JAMY.--Je vous donne le bonjour, capitaine Fluellen.
FLUELLEN.--Bonjour à Votre Seigneurie, bon capitaine Jamy.
GOWER.--Oh çà! capitaine Macmorris, venez-vous des mines? Les pionniers ont-ils fini?
MACMORRIS.--Par Jésus, ça ne vaut pas le diable. L'ouvrage est abandonné, la trompette sonnant la retraite; par ma main que voilà, et par l'âme de mon père, je jure que l'ouvrage ne vaut rien. On y a renoncé, sans quoi j'aurais fait sauter la ville, Dieu me pardonne! en moins d'une heure. Oh! c'est fort mal fait, c'est fort mal fait: par ce bras! c'est mal fait.
FLUELLEN.--Capitaine Macmorris, je vous en prie, voudriez-vous bien m'accorder, voyez-vous, quelques petits colloques avec vous, comme qui dirait, pour ainsi dire, touchant, ou comme à l'égard des disciplines de la guerre, les guerres des Romains, par manière de conversation, voyez-vous, et de pure communication d'amitié; et comme qui dirait, pour ainsi dire, pour la satisfaction de mon esprit. Pour à l'égard de ce qui concerne les règles de la discipline militaire, voilà le point....
JAMY.--De bonne foi ce sera la meilleure chose du monde, mes bons capitaines, et je m'en vais profiter de cette occasion pour prendre congé de vous, avec votre permission.

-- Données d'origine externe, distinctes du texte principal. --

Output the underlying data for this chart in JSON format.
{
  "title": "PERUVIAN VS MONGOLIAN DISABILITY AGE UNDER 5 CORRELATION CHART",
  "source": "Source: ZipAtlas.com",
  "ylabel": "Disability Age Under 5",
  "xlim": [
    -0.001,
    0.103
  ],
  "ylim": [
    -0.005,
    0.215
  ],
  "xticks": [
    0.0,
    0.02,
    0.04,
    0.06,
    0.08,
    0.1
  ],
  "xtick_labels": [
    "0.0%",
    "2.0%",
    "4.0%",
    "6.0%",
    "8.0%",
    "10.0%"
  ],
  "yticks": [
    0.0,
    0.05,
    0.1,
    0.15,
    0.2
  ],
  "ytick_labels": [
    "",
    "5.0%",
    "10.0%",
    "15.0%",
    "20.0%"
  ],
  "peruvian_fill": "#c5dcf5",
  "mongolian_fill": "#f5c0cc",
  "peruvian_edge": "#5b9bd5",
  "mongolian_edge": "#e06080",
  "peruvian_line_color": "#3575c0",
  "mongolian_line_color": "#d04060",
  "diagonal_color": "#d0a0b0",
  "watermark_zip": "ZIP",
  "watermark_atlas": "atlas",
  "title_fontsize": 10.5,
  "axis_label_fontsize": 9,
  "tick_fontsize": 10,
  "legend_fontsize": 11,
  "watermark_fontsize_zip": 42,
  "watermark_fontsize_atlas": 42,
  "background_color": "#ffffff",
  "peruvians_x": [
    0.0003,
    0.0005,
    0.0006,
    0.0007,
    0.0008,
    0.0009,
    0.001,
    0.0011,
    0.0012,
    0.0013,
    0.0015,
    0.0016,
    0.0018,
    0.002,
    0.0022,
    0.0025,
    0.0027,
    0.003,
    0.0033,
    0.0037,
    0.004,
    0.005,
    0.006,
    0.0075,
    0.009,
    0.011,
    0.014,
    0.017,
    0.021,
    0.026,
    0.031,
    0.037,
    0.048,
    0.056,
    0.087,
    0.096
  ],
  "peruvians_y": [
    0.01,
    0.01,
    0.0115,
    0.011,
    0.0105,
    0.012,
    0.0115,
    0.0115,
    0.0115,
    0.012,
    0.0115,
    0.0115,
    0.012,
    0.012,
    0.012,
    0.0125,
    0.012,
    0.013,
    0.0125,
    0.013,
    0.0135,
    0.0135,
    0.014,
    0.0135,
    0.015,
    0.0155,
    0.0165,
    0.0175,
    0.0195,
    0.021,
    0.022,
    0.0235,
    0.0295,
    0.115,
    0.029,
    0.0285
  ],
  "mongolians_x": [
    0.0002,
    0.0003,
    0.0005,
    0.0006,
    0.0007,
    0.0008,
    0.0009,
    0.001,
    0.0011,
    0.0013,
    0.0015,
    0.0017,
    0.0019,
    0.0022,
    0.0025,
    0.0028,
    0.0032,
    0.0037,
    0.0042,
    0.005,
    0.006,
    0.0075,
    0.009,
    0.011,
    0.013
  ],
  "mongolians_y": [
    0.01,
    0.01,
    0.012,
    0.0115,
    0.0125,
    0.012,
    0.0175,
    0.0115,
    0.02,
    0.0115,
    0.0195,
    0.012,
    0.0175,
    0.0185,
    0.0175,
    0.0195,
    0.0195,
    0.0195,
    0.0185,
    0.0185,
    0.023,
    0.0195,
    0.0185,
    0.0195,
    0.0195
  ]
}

MACMORRIS.--Ce n'est pas ici le temps de discourir, Dieu me pardonne! Le jour est chaud, et le temps, et la guerre, et le roi, et les ducs: ce n'est pas là le temps de discourir: la ville est assiégée, et la trompette nous appelle à la brèche, et nous voilà à causer. Et par le Christ, nous ne faisons rien; c'est honteux à nous tous tant que nous sommes: Dieu me pardonne! C'est une honte de rester tranquilles, c'est une honte, je le jure; et il y a tant de gorges à couper et d'ouvrages à faire; et il n'y a rien de fait, le Christ me pardonne!
JAMY.--Par la sainte messe, avant que ces yeux-là que vous voyez soient assoupis, je ferai de la bonne ouvrage, ou je serai sur le carreau: oui, et je travaillerai aussi courageusement que je pourrai; c'est bien sûr cela, en deux paroles comme en quatre. Cependant, sur ma foi, je serai bien aise d'entendre quelques questions entre vous deux.
FLUELLEN.--Capitaine Macmorris, je pense, voyez-vous, sauf votre correction, qu'il n'y en pas beaucoup de votre nation....
MACMORRIS.--De ma nation? Qu'est-ce que c'est que ma nation? Est-ce une nation de lâches, de bâtards, de gredins? Qu'est-ce que c'est que ma nation? Qui parle de ma nation?